Now, I am gonna check out your stuff!



StephanieC said...

It's mindblowing, the number of good blogs out there. And the great ones. You can spend hours and hours just checking a few out at a time.

I started my blog because of Hyperbole and a Half. She inspired me to write out my "crazy", poke fun at myself, and connect with people in a way that Facebook or Twitter would never allow.

But in doing so, I thought my Facebook friends and real life friends and family would read and respond and be part of it. I was completely wrong.

The support comes from other bloggers. Most of us seem to "get it". We all love comments, and followers, and high page hits.

We support each other and it's a real community.

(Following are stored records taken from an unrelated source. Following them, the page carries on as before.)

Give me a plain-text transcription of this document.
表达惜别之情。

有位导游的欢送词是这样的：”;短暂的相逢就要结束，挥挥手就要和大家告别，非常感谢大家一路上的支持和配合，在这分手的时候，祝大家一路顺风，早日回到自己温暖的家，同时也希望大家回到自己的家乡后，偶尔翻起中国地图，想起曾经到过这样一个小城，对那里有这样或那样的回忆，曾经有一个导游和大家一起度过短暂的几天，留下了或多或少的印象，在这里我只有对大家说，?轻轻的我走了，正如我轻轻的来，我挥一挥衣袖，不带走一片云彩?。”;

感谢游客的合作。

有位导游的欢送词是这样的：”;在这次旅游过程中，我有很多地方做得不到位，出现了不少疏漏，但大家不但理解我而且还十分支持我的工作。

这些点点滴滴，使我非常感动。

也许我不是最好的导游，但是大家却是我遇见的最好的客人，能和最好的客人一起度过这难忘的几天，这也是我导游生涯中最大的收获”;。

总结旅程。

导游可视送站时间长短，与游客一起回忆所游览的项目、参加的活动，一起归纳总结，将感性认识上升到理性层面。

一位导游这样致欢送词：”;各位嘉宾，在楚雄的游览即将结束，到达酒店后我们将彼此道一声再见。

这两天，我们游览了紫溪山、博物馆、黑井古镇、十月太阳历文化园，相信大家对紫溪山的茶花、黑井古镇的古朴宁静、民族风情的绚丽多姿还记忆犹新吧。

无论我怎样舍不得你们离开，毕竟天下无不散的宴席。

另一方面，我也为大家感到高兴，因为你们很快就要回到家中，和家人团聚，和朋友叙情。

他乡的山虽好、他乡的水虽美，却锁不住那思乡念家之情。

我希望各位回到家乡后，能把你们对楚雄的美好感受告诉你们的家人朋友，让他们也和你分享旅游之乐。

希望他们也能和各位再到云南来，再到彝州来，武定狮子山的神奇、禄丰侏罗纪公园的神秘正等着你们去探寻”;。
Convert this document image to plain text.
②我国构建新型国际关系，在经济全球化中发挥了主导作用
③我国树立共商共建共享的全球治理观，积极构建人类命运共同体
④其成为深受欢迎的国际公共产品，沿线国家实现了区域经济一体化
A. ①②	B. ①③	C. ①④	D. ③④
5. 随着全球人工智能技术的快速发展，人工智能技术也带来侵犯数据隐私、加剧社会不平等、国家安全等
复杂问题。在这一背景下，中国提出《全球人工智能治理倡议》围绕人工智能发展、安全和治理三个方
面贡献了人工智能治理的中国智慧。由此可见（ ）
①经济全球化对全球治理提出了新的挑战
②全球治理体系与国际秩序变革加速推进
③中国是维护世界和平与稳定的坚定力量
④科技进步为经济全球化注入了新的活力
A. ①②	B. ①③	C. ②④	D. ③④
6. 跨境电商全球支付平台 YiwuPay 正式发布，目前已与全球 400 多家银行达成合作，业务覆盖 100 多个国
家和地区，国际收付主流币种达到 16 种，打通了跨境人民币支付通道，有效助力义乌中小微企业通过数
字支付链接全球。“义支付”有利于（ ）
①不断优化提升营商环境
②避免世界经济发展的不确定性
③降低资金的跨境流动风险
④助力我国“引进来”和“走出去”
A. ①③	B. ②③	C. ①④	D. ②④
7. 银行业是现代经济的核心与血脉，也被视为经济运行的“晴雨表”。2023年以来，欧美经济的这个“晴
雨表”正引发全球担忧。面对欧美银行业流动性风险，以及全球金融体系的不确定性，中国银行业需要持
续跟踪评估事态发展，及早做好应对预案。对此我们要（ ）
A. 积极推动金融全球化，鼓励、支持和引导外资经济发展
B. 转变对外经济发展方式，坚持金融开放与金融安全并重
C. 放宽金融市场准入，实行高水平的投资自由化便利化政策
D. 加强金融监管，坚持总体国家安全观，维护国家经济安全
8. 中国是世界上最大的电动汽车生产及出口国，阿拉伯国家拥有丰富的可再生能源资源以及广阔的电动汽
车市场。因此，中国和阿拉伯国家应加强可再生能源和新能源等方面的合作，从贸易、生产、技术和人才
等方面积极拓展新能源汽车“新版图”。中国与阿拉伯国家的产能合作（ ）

But write for you first, gain the feedback and take it from there. Because it will be joyless if you are only writing for others, right?


Richard G. Crockett said...

Hey Stephanie,

I was just putting the final touches on my draft for tomorrow's post (actually today, Pacific Time) when your comment came in.

It's a "bare all" kinda post. Wasn't sure whether I should go for it, but I decided I would.

Re: writing for others, well, I do like to tell stories, and the joy of that IS the joy it brings others, starting from the time I was a kid telling my little brothers and sisters stories.

Still, I think the keyword in your comment is the "only," so, yeah.

Also, I am starting to see what you are saying about where the support comes from. So far my family and friends are too shy to participate. I wonder? Are people just too indoctrinated into being an audience rather than a participant?

(Hmmm... Idea for post.)


StephanieC said...

I'm not sure, it is almost like they all have stage fright. My own boyfriend says he doesn't know what to say. Mom said she can't think of a comment "funny enough" to post...

So, if you find a way to draw them out of the woodwork, please let me know!

Richard G. Crockett said...

Will do.

I do leave the option to post anonymously. I use that on some blogs because I don't want to be bothered with another membership, not because of secrecy, so I like it when others leave that option, but I don't think that's the problem.

Hell, I have to nudge people just to answer a frackin' email, so there might be some real issues with communication at the heart of this. Beyond that, some kind of fear similar to that of meeting new people at a party? Doing something new? Breaking the ice? Like you said, some kind of stage fright?

I can understand that.

freddie said...

Would it work to have a "Single Word" comment section? I don't know about you but I seem to make single word comments all the time when I am reading on screen or hard copy.

Richard G. Crockett said...

Hi Freddie,

Already, I think I have revised my opinion. The fact is, anyone leaving a comment is worth respect.